______________________________________________________________________________________________________________________________
Radu Tîrcă and Ștefania Hîrleață are students at University of Architecture and Urbanism 'Ion Mincu', Bucharest. At present, they lead their theoretical research on the subject of thermal towns and diploma projects in Govora Baths under the guidance of Stefan Simion, Irina Tulbure and Ilinca Paun Constantinescu. As students, they won second prize and best student project in a BeeBreeders international architecture competition - Mango Vynil Hub, third prize in a Zeppelin national competition - Prototip pentru comunitate, as well as other mentions in other competitions.
Is the Ideal City the echo of an Ideal Architecture?
The Ideal City, painting by Fra Carnevale
photo source: www.pixels.com
Ákos Moravánszky
The Ideal City, as it presents itself in many of its representations – is the echo of an Ideal Architecture. I would even say: it is the Ideal Architecture itself, since the images that we connect with the ideal city lack depth, lack most of the ingredients of the city: urban life, urban society, or economy. All we see is facades, or at most, the “conceived space” of the city, to use Henri Lefebvre’s term. This “still life” is conceived as an antithesis to the “real” city, perceived as chaotic and disorganized. The geometrical order of the Ideal City projects a harmony that in the real work don’t exist – it is the city of the architect. How about an Ideal City that would emerge from negotiating different, partly contradicting images, conveying the “ideals” of all the parties involved in urban life?

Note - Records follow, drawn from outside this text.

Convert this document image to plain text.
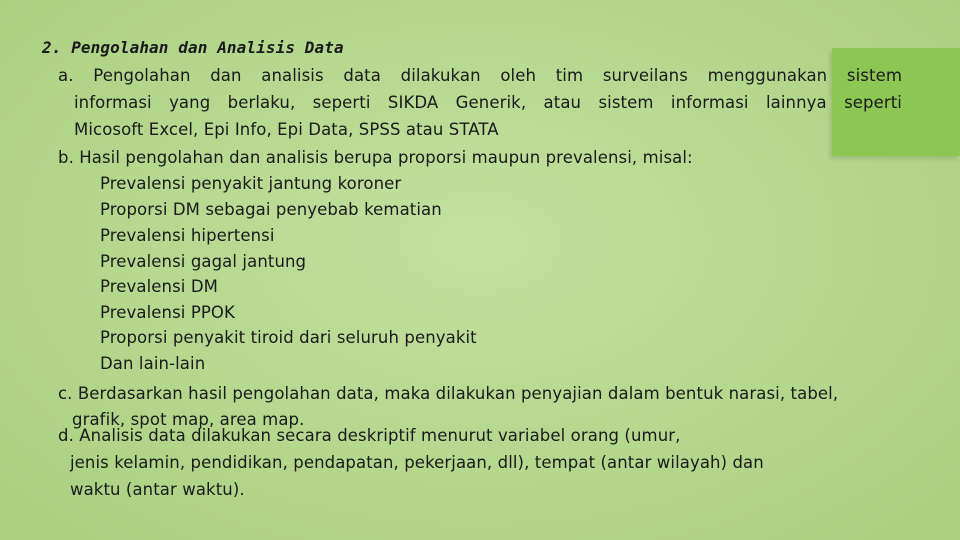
2. Pengolahan dan Analisis Data
a. Pengolahan dan analisis data dilakukan oleh tim surveilans menggunakan sistem
informasi yang berlaku, seperti SIKDA Generik, atau sistem informasi lainnya seperti
Micosoft Excel, Epi Info, Epi Data, SPSS atau STATA
b. Hasil pengolahan dan analisis berupa proporsi maupun prevalensi, misal:
Prevalensi penyakit jantung koroner
Proporsi DM sebagai penyebab kematian
Prevalensi hipertensi
Prevalensi gagal jantung
Prevalensi DM
Prevalensi PPOK
Proporsi penyakit tiroid dari seluruh penyakit
Dan lain-lain
c. Berdasarkan hasil pengolahan data, maka dilakukan penyajian dalam bentuk narasi, tabel,
grafik, spot map, area map.
d. Analisis data dilakukan secara deskriptif menurut variabel orang (umur,
jenis kelamin, pendidikan, pendapatan, pekerjaan, dll), tempat (antar wilayah) dan
waktu (antar waktu).
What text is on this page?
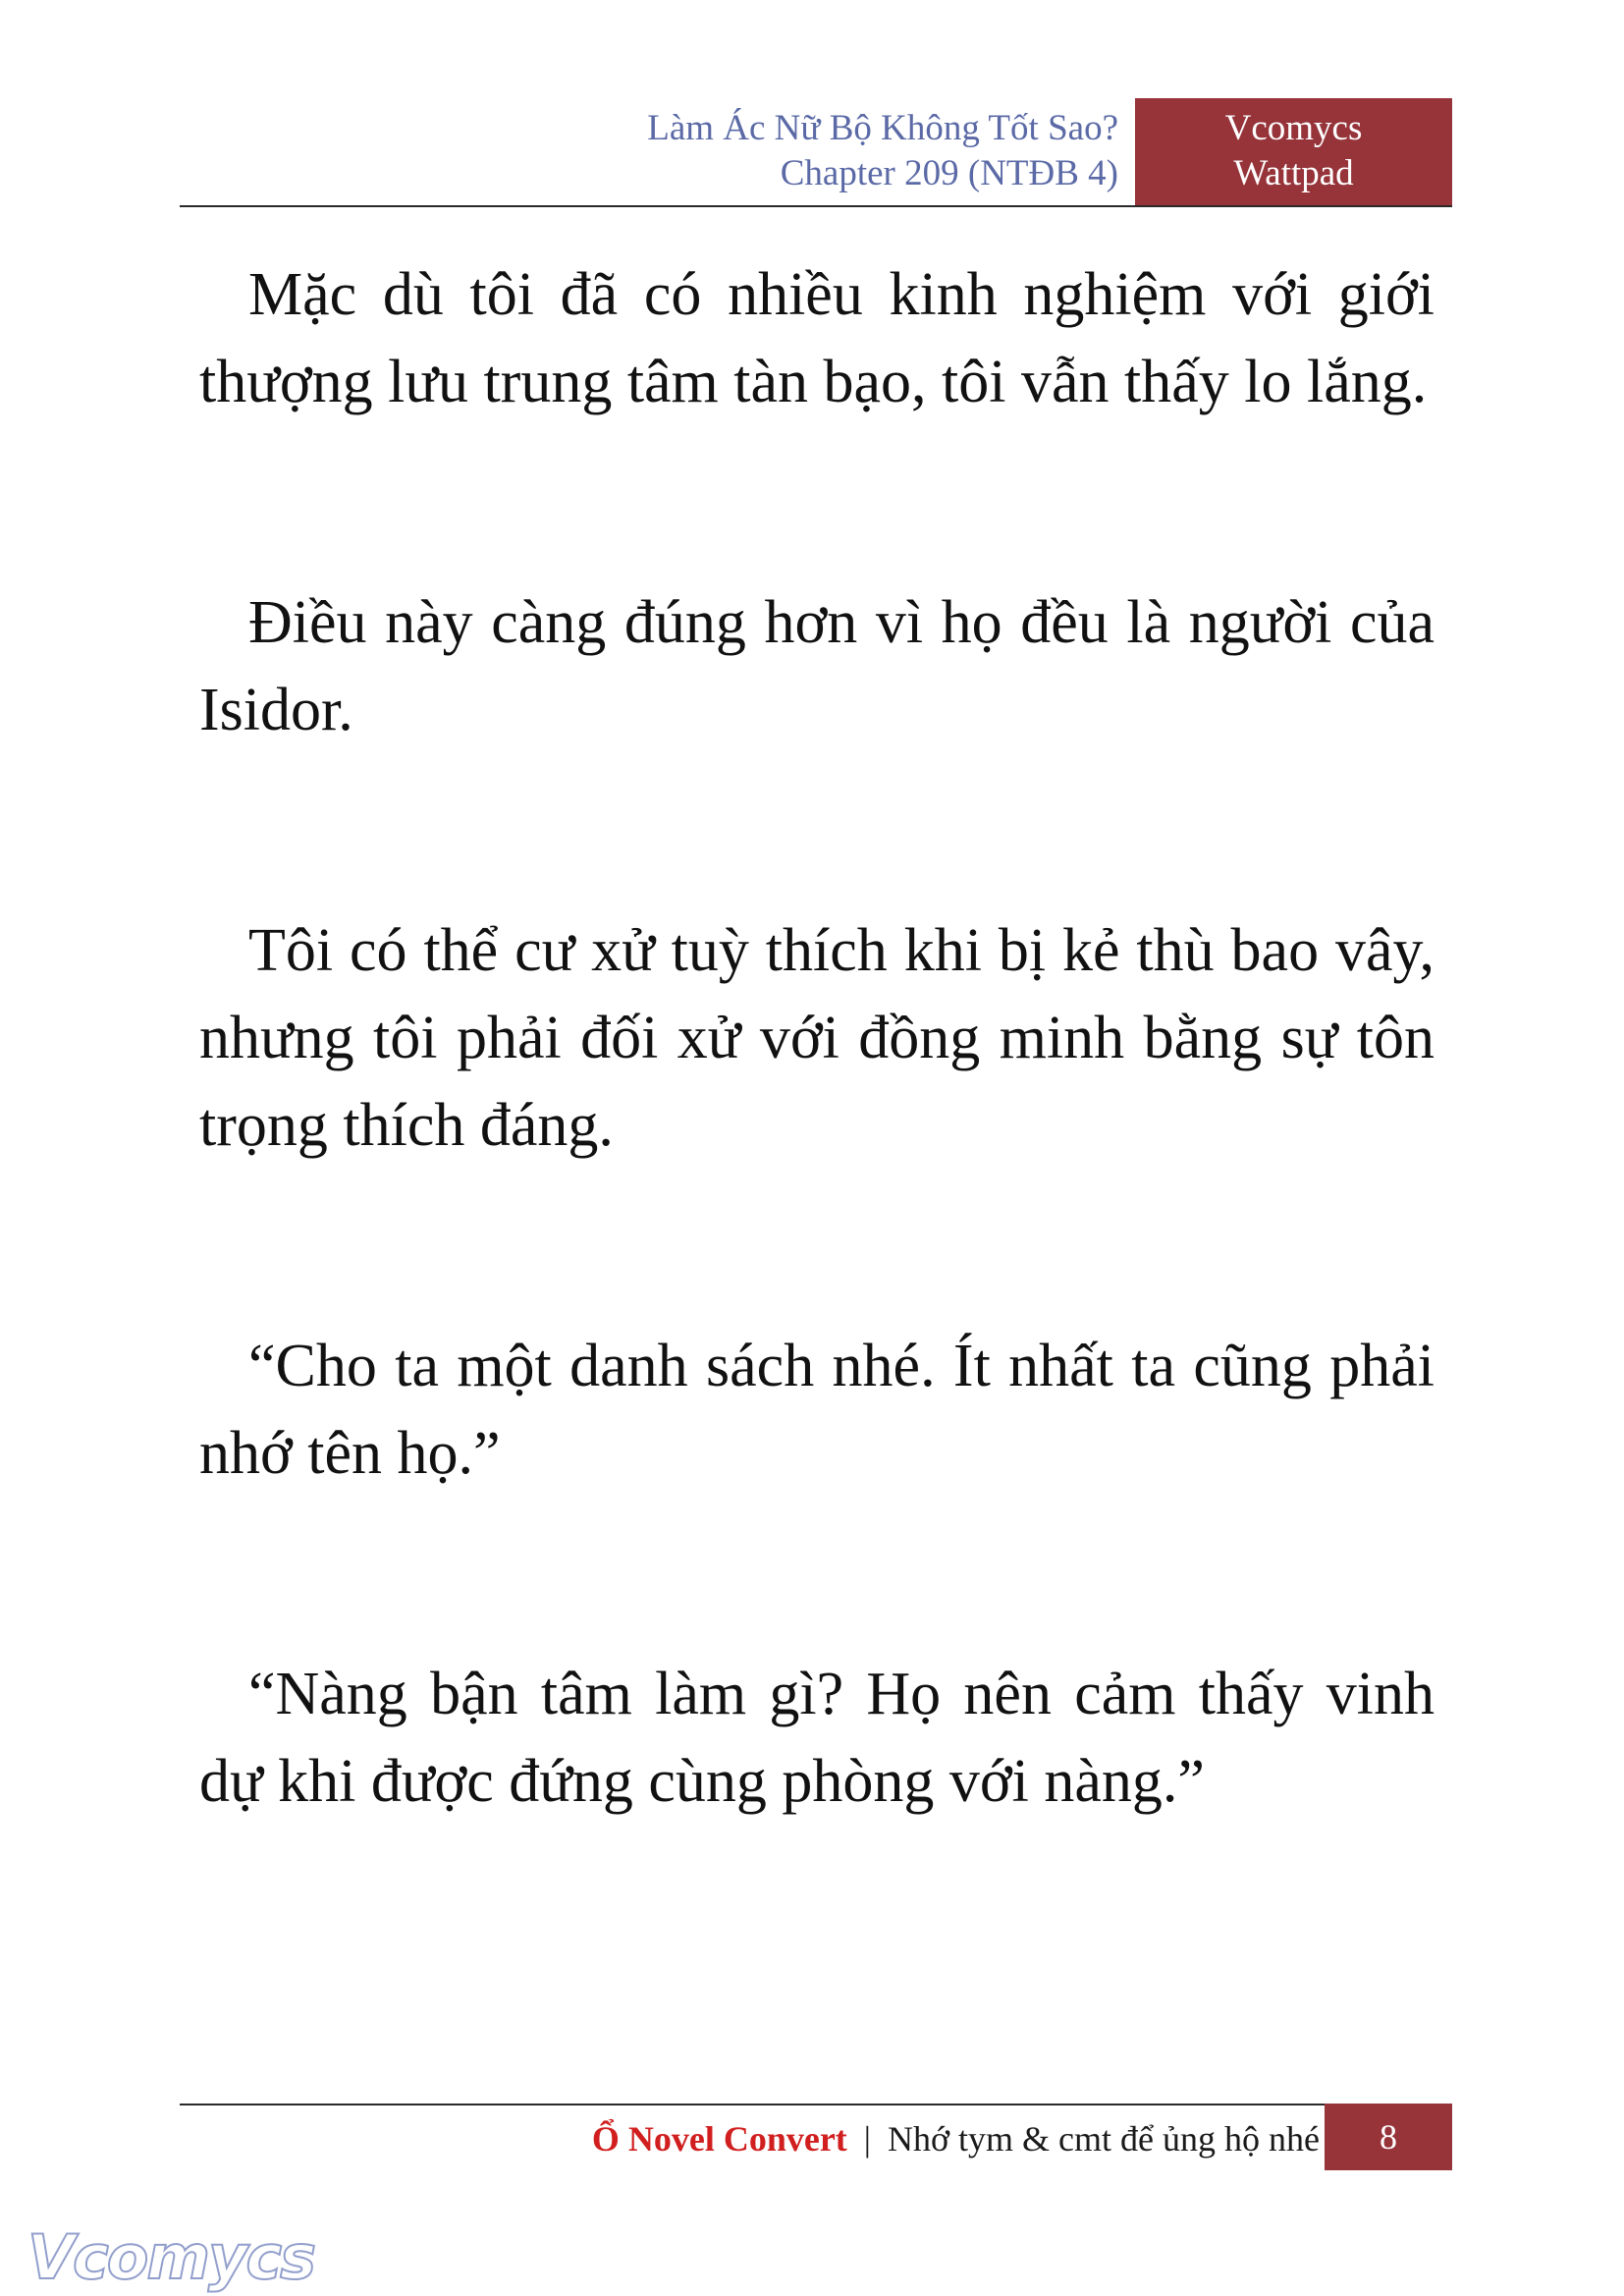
Làm Ác Nữ Bộ Không Tốt Sao?
Chapter 209 (NTĐB 4)
Vcomycs
Wattpad

Mặc dù tôi đã có nhiều kinh nghiệm với giới thượng lưu trung tâm tàn bạo, tôi vẫn thấy lo lắng.

Điều này càng đúng hơn vì họ đều là người của Isidor.

Tôi có thể cư xử tuỳ thích khi bị kẻ thù bao vây, nhưng tôi phải đối xử với đồng minh bằng sự tôn trọng thích đáng.

“Cho ta một danh sách nhé. Ít nhất ta cũng phải nhớ tên họ.”

“Nàng bận tâm làm gì? Họ nên cảm thấy vinh dự khi được đứng cùng phòng với nàng.”

Ổ Novel Convert | Nhớ tym & cmt để ủng hộ nhé	8
Vcomycs
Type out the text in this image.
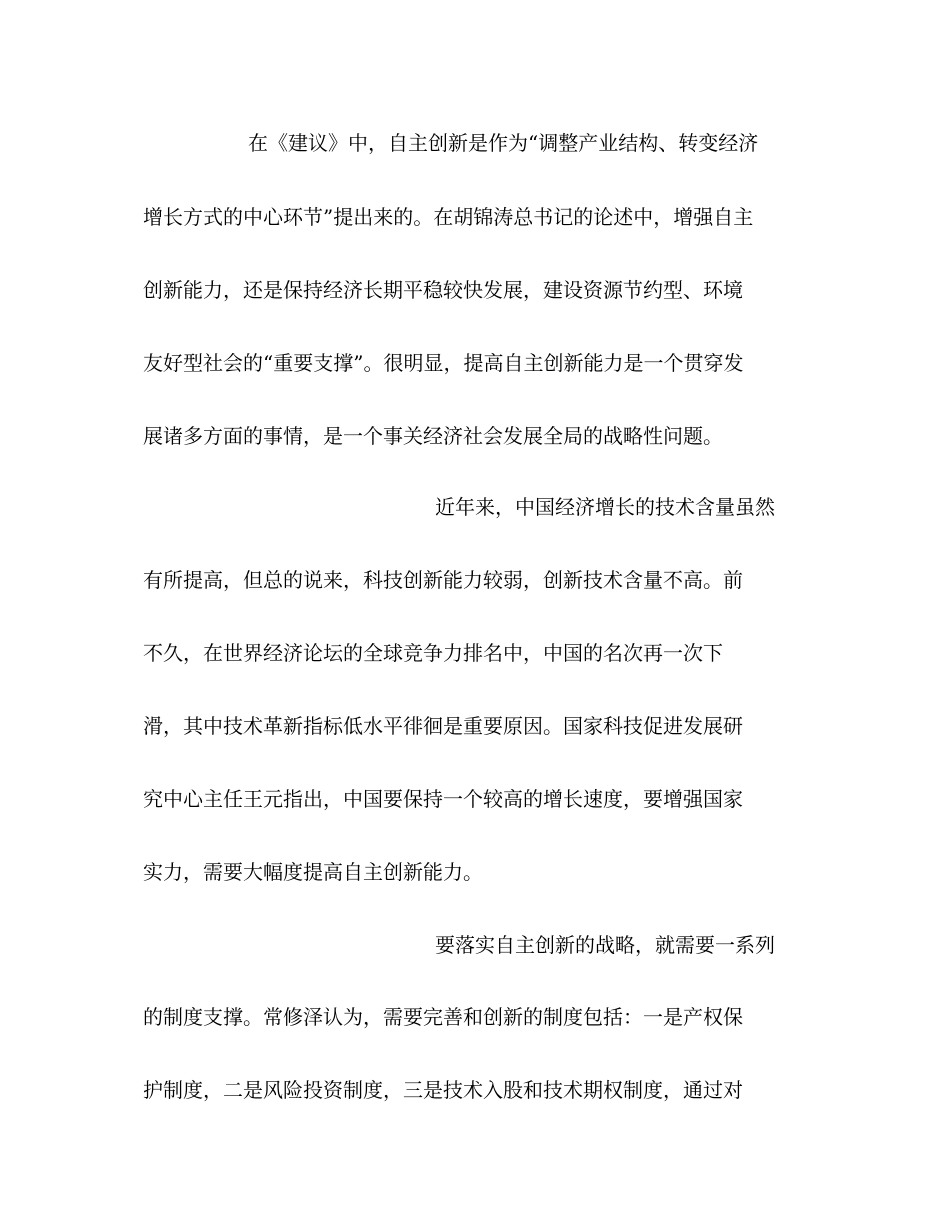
在《建议》中，自主创新是作为“调整产业结构、转变经济
增长方式的中心环节”提出来的。在胡锦涛总书记的论述中，增强自主
创新能力，还是保持经济长期平稳较快发展，建设资源节约型、环境
友好型社会的“重要支撑”。很明显，提高自主创新能力是一个贯穿发
展诸多方面的事情，是一个事关经济社会发展全局的战略性问题。
近年来，中国经济增长的技术含量虽然
有所提高，但总的说来，科技创新能力较弱，创新技术含量不高。前
不久，在世界经济论坛的全球竞争力排名中，中国的名次再一次下
滑，其中技术革新指标低水平徘徊是重要原因。国家科技促进发展研
究中心主任王元指出，中国要保持一个较高的增长速度，要增强国家
实力，需要大幅度提高自主创新能力。
要落实自主创新的战略，就需要一系列
的制度支撑。常修泽认为，需要完善和创新的制度包括：一是产权保
护制度，二是风险投资制度，三是技术入股和技术期权制度，通过对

Ákos Moravánszky (born 26. November 1950 in Székesfehérvár, Hungary), is a Swiss-Hungarian architect, theorist, historian and Adjunct Professor Emeritus of Architectural Theory at the Institute for the History and Theory of Architecture at ETH Zurich. Moravánszky is regarded as one of the world's leading architecture historians of Central European architecture. He is especially well known for his writing on twentieth-century architecture in Central Europe, and for his role in the development of a theory of materiality in architecture.